Anthropic’s Managed Agents Memory (released April 2026) is layer 3 industrialized — a packaged version of “give the model a workspace it reads and writes.” It is useful and it is real. It also does not solve the problem the paper named, because the agent remains reader, decider, and writer with no enforcement layer outside it. I wrote about that distinction in detail in From memory to scar.

How it is built

The package has one small core and one small adapter today. The adapter API is public so the community (or future me) can wire other AI coding agents in.

fscars architecture: core modules wrap into adapters, adapters wire into platform-specific config
One core, many adapters. The cookbook scars are agent-agnostic.

Settings.json wires a single command — python -m fscars.run_hook — for every Claude Code event type. The engine reads the JSON payload from stdin, dispatches to whichever scars match, logs each fire, and emits the platform’s expected output. Failure inside any scar is swallowed; the host harness must never crash because of fscars.

The lifecycle of a scar

The way a correction becomes a scar in practice is short:

Lifecycle of a functional scar: bug occurs, you correct it, register a scar, hook intercepts the next time, fire is logged, recall computable, tune the trigger, correction holds
The loop runs to the right; observability runs underneath.

What makes the loop closeable is the bottom row — the logging primitive plus the opportunity observer.
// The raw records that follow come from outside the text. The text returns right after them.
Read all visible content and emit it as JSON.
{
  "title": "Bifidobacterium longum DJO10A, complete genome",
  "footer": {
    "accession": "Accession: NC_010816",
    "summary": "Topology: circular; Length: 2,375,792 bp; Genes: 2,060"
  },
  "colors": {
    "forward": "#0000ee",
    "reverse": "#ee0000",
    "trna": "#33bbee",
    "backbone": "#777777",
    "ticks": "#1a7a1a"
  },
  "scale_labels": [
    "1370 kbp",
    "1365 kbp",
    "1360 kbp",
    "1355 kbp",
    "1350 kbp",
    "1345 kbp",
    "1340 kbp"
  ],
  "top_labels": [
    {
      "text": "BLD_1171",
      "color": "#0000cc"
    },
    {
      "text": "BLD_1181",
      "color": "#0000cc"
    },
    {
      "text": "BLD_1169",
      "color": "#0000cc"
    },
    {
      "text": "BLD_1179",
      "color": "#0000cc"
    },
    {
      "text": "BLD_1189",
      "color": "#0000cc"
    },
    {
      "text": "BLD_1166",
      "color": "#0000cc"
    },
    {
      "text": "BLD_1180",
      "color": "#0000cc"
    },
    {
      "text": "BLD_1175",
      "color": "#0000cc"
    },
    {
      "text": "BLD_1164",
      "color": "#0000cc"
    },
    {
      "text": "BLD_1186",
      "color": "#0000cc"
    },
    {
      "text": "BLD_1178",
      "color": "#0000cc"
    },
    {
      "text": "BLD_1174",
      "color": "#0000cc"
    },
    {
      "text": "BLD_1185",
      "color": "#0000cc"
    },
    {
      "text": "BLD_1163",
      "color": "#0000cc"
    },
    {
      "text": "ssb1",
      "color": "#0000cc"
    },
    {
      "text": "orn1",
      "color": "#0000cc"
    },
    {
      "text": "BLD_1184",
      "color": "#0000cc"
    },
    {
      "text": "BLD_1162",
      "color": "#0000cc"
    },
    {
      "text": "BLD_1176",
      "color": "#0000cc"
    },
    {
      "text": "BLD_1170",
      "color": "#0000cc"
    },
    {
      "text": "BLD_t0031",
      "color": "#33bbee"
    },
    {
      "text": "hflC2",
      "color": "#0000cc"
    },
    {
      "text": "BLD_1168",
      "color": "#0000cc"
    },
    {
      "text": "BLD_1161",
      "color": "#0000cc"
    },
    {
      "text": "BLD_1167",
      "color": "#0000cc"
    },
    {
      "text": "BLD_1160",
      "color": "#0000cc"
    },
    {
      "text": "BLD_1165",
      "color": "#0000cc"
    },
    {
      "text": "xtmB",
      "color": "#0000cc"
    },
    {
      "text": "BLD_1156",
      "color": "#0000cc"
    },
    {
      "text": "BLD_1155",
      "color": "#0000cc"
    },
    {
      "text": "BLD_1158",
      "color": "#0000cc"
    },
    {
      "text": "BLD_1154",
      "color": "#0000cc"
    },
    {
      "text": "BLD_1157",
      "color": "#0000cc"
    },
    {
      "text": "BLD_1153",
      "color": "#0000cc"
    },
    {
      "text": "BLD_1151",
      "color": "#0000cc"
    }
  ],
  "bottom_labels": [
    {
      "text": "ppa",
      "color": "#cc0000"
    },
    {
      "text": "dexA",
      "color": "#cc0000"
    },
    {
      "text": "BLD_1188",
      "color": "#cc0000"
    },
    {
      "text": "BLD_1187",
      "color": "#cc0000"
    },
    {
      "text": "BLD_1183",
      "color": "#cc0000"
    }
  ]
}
Without observed opportunities, recall is trivially fires / fires = 1.0, which tells you nothing. With them, you can see which scars actually catch the situations they were written for and which ones are too narrow.
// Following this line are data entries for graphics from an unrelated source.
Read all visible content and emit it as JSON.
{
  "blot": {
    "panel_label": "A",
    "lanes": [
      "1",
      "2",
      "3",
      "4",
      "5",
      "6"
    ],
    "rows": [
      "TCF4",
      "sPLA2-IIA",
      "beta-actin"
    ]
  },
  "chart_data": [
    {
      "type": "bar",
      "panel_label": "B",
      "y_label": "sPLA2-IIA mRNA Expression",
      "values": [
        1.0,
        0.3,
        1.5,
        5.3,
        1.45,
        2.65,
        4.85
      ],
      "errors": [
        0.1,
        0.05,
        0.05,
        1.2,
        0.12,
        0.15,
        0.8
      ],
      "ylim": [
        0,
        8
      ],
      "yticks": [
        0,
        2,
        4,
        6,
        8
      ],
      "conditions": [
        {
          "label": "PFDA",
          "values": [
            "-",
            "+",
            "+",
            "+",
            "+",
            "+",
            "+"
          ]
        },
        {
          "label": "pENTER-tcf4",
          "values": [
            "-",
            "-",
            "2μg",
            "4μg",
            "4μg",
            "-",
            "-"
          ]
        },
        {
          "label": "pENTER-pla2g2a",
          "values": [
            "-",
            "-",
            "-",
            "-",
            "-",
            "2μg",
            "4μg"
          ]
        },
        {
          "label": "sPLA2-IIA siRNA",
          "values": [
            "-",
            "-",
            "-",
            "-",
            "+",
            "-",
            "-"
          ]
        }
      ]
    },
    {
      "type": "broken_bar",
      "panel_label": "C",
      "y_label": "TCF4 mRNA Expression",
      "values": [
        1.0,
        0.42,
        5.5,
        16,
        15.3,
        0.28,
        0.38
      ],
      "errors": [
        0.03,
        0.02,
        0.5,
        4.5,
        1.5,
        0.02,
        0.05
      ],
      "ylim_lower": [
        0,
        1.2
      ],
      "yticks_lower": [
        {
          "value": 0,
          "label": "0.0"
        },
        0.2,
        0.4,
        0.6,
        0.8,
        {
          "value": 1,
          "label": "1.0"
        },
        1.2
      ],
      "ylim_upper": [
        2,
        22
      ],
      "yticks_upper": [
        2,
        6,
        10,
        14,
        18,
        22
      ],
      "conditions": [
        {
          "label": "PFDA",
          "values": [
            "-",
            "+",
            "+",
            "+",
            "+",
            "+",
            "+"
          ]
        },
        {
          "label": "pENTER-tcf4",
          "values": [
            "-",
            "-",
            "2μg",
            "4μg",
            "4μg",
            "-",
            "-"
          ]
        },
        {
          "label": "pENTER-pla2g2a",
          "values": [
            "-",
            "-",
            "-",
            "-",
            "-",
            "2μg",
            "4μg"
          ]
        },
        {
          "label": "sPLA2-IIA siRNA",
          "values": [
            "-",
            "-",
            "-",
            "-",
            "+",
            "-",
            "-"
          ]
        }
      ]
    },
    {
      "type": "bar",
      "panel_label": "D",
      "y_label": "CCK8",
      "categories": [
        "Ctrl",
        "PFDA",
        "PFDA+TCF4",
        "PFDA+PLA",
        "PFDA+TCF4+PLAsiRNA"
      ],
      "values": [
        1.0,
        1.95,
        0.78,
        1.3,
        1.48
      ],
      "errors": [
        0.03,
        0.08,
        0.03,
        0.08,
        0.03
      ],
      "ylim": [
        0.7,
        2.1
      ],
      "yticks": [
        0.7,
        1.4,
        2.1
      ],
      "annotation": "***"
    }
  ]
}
What you actually get with v0.1.0

Five starter scars in the cookbook, ready to copy:

Plus a CLI: fscar init, fscar list, fscar log, fscar stats, fscar disable, fscar doctor.

pip install fscars
cd your-project
fscar init
fscar list

The first time a hook intercepts a regression you would otherwise have had to fix by hand, the value of the system stops being theoretical.

What this is not

It is not a SaaS. There is no login, no pricing tier, no remote telemetry. The logs live on disk in your project, in .fscars/logs/fires.jsonl.

It is not a model. It does not learn, it does not infer. Every action it takes is deterministic and traceable.
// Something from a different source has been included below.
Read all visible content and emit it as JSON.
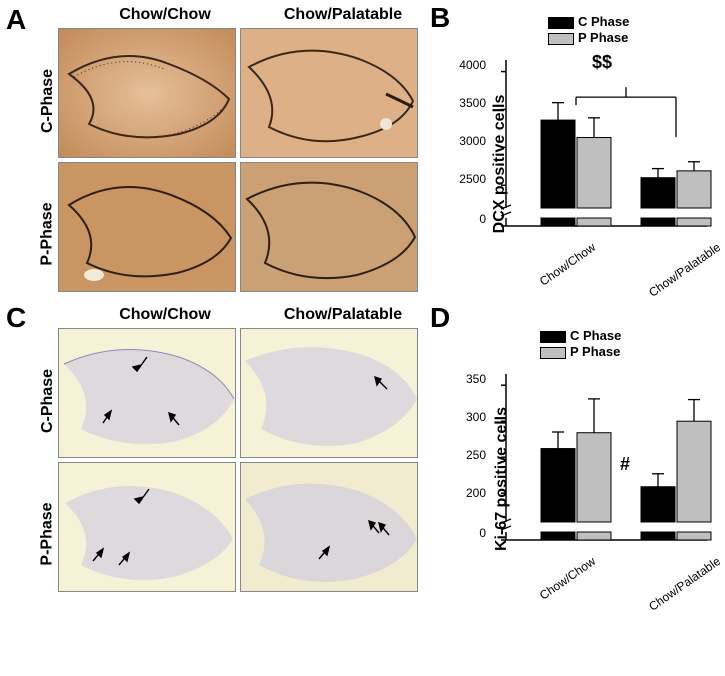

It is not a rewrite of the lucy-syndrome repository. That one is the academic companion code with a stable Zenodo DOI; fscars is the installable product. The two repositories are siblings, not replacements. Lucy Syndrome is the paper; fscars is the tool. Cite the paper if you build on the framework; install fscars if you want to run it.

Roadmap, honestly

The rewind command — the time-travel feature most people want first — is on the roadmap. The Codex CLI adapter is on the roadmap and the API is public so the community can write adapters for Cursor, Aider, Continue.dev. The cookbook will grow past five scars as the patterns stabilize.

What is not coming: a hosted service, a proprietary fork, a “Pro” tier. Those limits are stated in BRAND.md so they are harder to drift past later.

If you want to try it

The README at github.com/VDP89/fscars has the install + first-five-minutes flow. RELEASE.md has the full release procedure for maintainers. The companion paper, Lucy Syndrome in LLM Agents, explains why this primitive is missing from the stack and what the five invariants look like in practice.

If a scar fires for you and prevents a regression you would otherwise have had to fix by hand, the experiment worked.